Today’s Google Doodle Sends A Message To Donald Trump About The Muslim Ban

by Erika W. Smith

On Friday, Donald Trump signed an executive order banning citizens of seven majority-Muslim countries from entering the United States, as well as suspending the US’s refugee system. On Saturday, after protesters filled airports across the country, the ACLU won a temporary stay on the ban. But the fight is far from over.

And today, Google is weighing in.

Today’s Google Doodle shows Fred Korematsu, a civil rights activist who fought against the internment of Japanese Americans during WWII. When FDR issued Executive Order 9066, sending all people with Japanese ancestry to internment camps, Korematsu resisted, working with the ACLU to challenge the legality of the internment camps. He took his case to the Supreme Court with Korematsu V. United States, but the Court sided with the government in favor of the legality of internment camps — and sent Korematsu to one.

Korematsu spent the rest of his life fighting racism — and not only against Japanese Americans. After 9/11, he urged the US government not to take action against people with Middle Eastern ancestry.

Fred Korematsu 2010Fred Korematsu wearing the Presidential Medal of Freedom in 1998, via Wikimedia Commons

Korematsu died in 2005 at the age of 86, but you can bet that if he were alive today he would have strong words to say and legal action to take against Trump’s Muslim ban. Oh wait, his words after 9/11 seem pretty damn applicable right now:

“No one should ever be locked away simply because they share the same race, ethnicity, or religion as a spy or terrorist. If that principle was not learned from the internment of Japanese Americans, then these are very dangerous times for our democracy.”

(To which we’ll add, most terrorists in the US are white, right-wing, American men — not Muslim immigrants. In fact, fewer Americans are killed by Muslim terrorists per year than are killed by lightning, lawnmowers, or by falling out of bed.)

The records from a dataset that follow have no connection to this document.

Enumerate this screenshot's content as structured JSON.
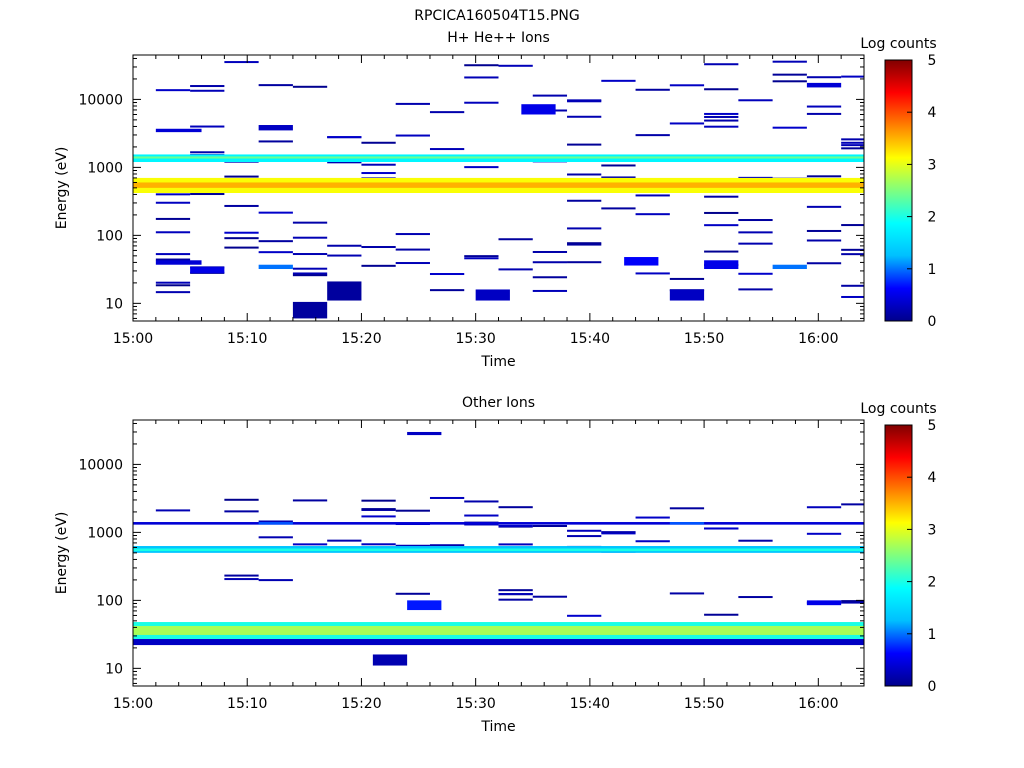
{
  "figure_title": "RPCICA160504T15.PNG",
  "colors": {
    "colormap": [
      "#00008b",
      "#0000ff",
      "#00bfff",
      "#00ffff",
      "#7fff7f",
      "#ffff00",
      "#ff7f00",
      "#ff0000",
      "#800000"
    ]
  },
  "chart_data": [
    {
      "type": "heatmap",
      "title": "H+ He++ Ions",
      "xlabel": "Time",
      "ylabel": "Energy (eV)",
      "x_ticks": [
        "15:00",
        "15:10",
        "15:20",
        "15:30",
        "15:40",
        "15:50",
        "16:00"
      ],
      "x_range_min": [
        0,
        64
      ],
      "y_ticks": [
        "10",
        "100",
        "1000",
        "10000"
      ],
      "y_scale": "log",
      "y_range": [
        5.5,
        45000
      ],
      "colorbar": {
        "label": "Log counts",
        "ticks": [
          "0",
          "1",
          "2",
          "3",
          "4",
          "5"
        ],
        "range": [
          0,
          5
        ]
      },
      "bands": [
        {
          "emin": 420,
          "emax": 700,
          "x_from": 0,
          "x_to": 64,
          "level": 3.1
        },
        {
          "emin": 500,
          "emax": 600,
          "x_from": 0,
          "x_to": 64,
          "level": 3.5
        },
        {
          "emin": 1200,
          "emax": 1550,
          "x_from": 0,
          "x_to": 64,
          "level": 1.8
        },
        {
          "emin": 1350,
          "emax": 1450,
          "x_from": 0,
          "x_to": 64,
          "level": 2.4
        }
      ],
      "blocks": [
        {
          "t": 2,
          "dt": 4,
          "emin": 3300,
          "emax": 3700,
          "level": 0.4
        },
        {
          "t": 2,
          "dt": 4,
          "emin": 37,
          "emax": 43,
          "level": 0.4
        },
        {
          "t": 5,
          "dt": 3,
          "emin": 28,
          "emax": 34,
          "level": 0.5
        },
        {
          "t": 11,
          "dt": 3,
          "emin": 32,
          "emax": 37,
          "level": 1.0
        },
        {
          "t": 14,
          "dt": 3,
          "emin": 6,
          "emax": 10.5,
          "level": 0.1
        },
        {
          "t": 17,
          "dt": 3,
          "emin": 11,
          "emax": 21,
          "level": 0.1
        },
        {
          "t": 30,
          "dt": 3,
          "emin": 11,
          "emax": 16,
          "level": 0.3
        },
        {
          "t": 34,
          "dt": 3,
          "emin": 6000,
          "emax": 8500,
          "level": 0.5
        },
        {
          "t": 43,
          "dt": 3,
          "emin": 36,
          "emax": 48,
          "level": 0.6
        },
        {
          "t": 47,
          "dt": 3,
          "emin": 11,
          "emax": 16,
          "level": 0.3
        },
        {
          "t": 50,
          "dt": 3,
          "emin": 32,
          "emax": 43,
          "level": 0.5
        },
        {
          "t": 56,
          "dt": 3,
          "emin": 32,
          "emax": 37,
          "level": 1.0
        },
        {
          "t": 11,
          "dt": 3,
          "emin": 3500,
          "emax": 4200,
          "level": 0.3
        },
        {
          "t": 59,
          "dt": 3,
          "emin": 15000,
          "emax": 17500,
          "level": 0.4
        }
      ]
    },
    {
      "type": "heatmap",
      "title": "Other Ions",
      "xlabel": "Time",
      "ylabel": "Energy (eV)",
      "x_ticks": [
        "15:00",
        "15:10",
        "15:20",
        "15:30",
        "15:40",
        "15:50",
        "16:00"
      ],
      "x_range_min": [
        0,
        64
      ],
      "y_ticks": [
        "10",
        "100",
        "1000",
        "10000"
      ],
      "y_scale": "log",
      "y_range": [
        5.5,
        45000
      ],
      "colorbar": {
        "label": "Log counts",
        "ticks": [
          "0",
          "1",
          "2",
          "3",
          "4",
          "5"
        ],
        "range": [
          0,
          5
        ]
      },
      "bands": [
        {
          "emin": 27,
          "emax": 48,
          "x_from": 0,
          "x_to": 64,
          "level": 2.0
        },
        {
          "emin": 31,
          "emax": 42,
          "x_from": 0,
          "x_to": 64,
          "level": 2.7
        },
        {
          "emin": 22,
          "emax": 27,
          "x_from": 0,
          "x_to": 64,
          "level": 0.3
        },
        {
          "emin": 500,
          "emax": 630,
          "x_from": 0,
          "x_to": 64,
          "level": 1.3
        },
        {
          "emin": 530,
          "emax": 580,
          "x_from": 0,
          "x_to": 64,
          "level": 2.0
        },
        {
          "emin": 1300,
          "emax": 1420,
          "x_from": 0,
          "x_to": 64,
          "level": 0.4
        }
      ],
      "blocks": [
        {
          "t": 21,
          "dt": 3,
          "emin": 11,
          "emax": 16,
          "level": 0.2
        },
        {
          "t": 24,
          "dt": 3,
          "emin": 72,
          "emax": 100,
          "level": 0.7
        },
        {
          "t": 59,
          "dt": 3,
          "emin": 85,
          "emax": 100,
          "level": 0.5
        },
        {
          "t": 24,
          "dt": 3,
          "emin": 27000,
          "emax": 30000,
          "level": 0.3
        },
        {
          "t": 11,
          "dt": 3,
          "emin": 1300,
          "emax": 1420,
          "level": 0.9
        },
        {
          "t": 47,
          "dt": 3,
          "emin": 1300,
          "emax": 1420,
          "level": 0.9
        }
      ]
    }
  ]
}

2016 09 01 1472759565 493250 extreme extreme vetting thumb

People are calling the Google Doodle a subtweet or “sub-doodle,” but thankfully Google execs are also openly taking action Trump’s racist, Islamophobic, xenophobic policies. Over the weekend, Google created a $4 million crisis fund to fight the Muslim ban — the largest sum it’s ever given to a humanitarian cause. In a statement, Google said:

“We’re concerned about the impact of this order and any proposals that could impose restrictions on Googlers and their families, or that could create barriers to bringing great talent to the US. We’ll continue to make our views on these issues known to leaders in Washington and elsewhere.”

From Google Doodles to ACLU donations to calling your representatives to protests in the airports and the streets, we need to fight this Muslim ban any and every way we can.